The most important thing in these relations is that, while supporting an open and constructive foreign policy of Tashkent in Central Asia, Brussels has radically revised its policy towards this region. This is reflected in the updated 2019 EU Strategy for Central Asia. It strengthened the emphasis on the development of interregional connection, the support of the EU for political stability and sustainable development of the Central Asian countries.

The institutions of interregional interaction in the Central Asia-European Union format have proven themselves well.
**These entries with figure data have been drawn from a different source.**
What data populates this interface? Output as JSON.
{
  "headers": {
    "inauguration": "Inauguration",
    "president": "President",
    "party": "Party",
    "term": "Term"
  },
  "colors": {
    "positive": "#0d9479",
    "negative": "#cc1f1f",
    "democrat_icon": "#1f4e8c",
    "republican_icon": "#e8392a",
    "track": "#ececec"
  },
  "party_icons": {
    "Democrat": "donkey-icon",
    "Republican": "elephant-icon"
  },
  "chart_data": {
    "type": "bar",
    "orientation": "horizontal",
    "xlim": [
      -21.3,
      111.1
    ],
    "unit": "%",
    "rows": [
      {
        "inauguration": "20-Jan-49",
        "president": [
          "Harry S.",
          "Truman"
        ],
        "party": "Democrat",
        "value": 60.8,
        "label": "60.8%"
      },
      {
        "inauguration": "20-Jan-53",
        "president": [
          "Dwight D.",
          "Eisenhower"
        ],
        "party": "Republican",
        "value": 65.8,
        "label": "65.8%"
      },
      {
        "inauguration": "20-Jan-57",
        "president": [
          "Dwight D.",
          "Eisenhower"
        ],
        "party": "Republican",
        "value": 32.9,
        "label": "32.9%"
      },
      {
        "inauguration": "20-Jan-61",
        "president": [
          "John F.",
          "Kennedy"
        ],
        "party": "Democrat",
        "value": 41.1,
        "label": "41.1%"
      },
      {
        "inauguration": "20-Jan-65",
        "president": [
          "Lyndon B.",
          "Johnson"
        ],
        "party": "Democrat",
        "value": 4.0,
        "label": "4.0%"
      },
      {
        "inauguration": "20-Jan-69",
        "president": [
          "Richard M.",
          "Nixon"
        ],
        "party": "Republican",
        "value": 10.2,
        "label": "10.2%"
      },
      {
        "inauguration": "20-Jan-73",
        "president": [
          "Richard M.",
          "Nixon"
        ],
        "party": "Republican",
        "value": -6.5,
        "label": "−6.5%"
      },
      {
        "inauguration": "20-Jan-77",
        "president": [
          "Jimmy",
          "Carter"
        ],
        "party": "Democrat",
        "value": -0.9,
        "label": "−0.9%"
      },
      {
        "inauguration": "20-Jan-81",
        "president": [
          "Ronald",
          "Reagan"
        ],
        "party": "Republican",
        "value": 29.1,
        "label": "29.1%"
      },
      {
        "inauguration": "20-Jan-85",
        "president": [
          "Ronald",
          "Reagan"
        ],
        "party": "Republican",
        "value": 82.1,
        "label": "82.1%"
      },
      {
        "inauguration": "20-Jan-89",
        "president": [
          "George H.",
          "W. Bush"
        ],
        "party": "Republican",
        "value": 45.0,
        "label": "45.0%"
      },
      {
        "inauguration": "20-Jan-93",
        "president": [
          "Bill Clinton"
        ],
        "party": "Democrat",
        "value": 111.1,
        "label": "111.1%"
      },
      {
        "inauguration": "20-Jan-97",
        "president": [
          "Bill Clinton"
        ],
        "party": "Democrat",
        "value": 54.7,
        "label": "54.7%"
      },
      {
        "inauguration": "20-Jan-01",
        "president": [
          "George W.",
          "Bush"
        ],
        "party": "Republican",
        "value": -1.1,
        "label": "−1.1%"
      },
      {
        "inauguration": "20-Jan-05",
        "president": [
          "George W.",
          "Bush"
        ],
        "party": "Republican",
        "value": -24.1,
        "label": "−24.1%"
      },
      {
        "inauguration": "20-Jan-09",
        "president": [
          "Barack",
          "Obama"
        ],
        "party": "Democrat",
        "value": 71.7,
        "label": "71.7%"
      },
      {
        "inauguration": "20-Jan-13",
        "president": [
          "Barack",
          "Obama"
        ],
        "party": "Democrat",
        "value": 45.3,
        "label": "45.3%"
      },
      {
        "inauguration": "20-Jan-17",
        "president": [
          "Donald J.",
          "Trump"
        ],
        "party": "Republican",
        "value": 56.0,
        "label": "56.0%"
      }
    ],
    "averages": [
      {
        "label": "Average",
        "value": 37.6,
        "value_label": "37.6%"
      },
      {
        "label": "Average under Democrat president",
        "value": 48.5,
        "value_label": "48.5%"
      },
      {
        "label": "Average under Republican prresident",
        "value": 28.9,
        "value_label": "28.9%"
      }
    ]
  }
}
In this context, regular meetings within the framework of the High-level Dialogue on Political and Security Issues of the European Union and Central Asian countries allow exchanging views on serious issues of stable and sustainable development of the region.

It is worth noting that in order to intensify trade cooperation in 2020, The European Commission has decided to grant Uzbekistan the status of beneficiary country to the European Union Generalized Scheme of Preferences (GSP) Plus ahead of schedule, which allows duty-free delivery of more than 6 thousand domestic products to the European market.

Moreover, today in Tashkent and Brussels, serious attention is paid to the prospects for promoting trade and economic interaction within the framework of the new comprehensive Enhanced Partnership and Cooperation Agreement (EPCA), which has been under development since 2019. This agreement will undoubtedly become one of the important tools for building up mutually beneficial cooperation with the EU, including by attracting European investments, as well as the EU’s experience in key areas of the country’s development.

Furthermore, today one of the important priorities in the partnership between the EU and Uzbekistan and Central Asia are issues related to climate change and sustainable development.

In this area, the parties have launched a number of key projects, such as “European Union – Central Asia: Cooperation in the Field of Water Resources, Environment and Climate Change”, “Water and Energy Program for Central Asia”, “Green Central Asia”, etc.

The EU, thanks to its rich experience in the area of sustainable development, can offer a truly regional and cross-border approach to solving existing problems.

For Uzbekistan, relations with the EU now and in the future remain the most important direction of the foreign policy strategy. Obviously, both sides have clear guidelines and priorities for interaction and understand each other’s demand. And today, there is reason to believe that the comprehensive dialogue of Uzbekistan with the EU is moving into a new qualitative stage, closer and more targeted cooperation in the most important areas.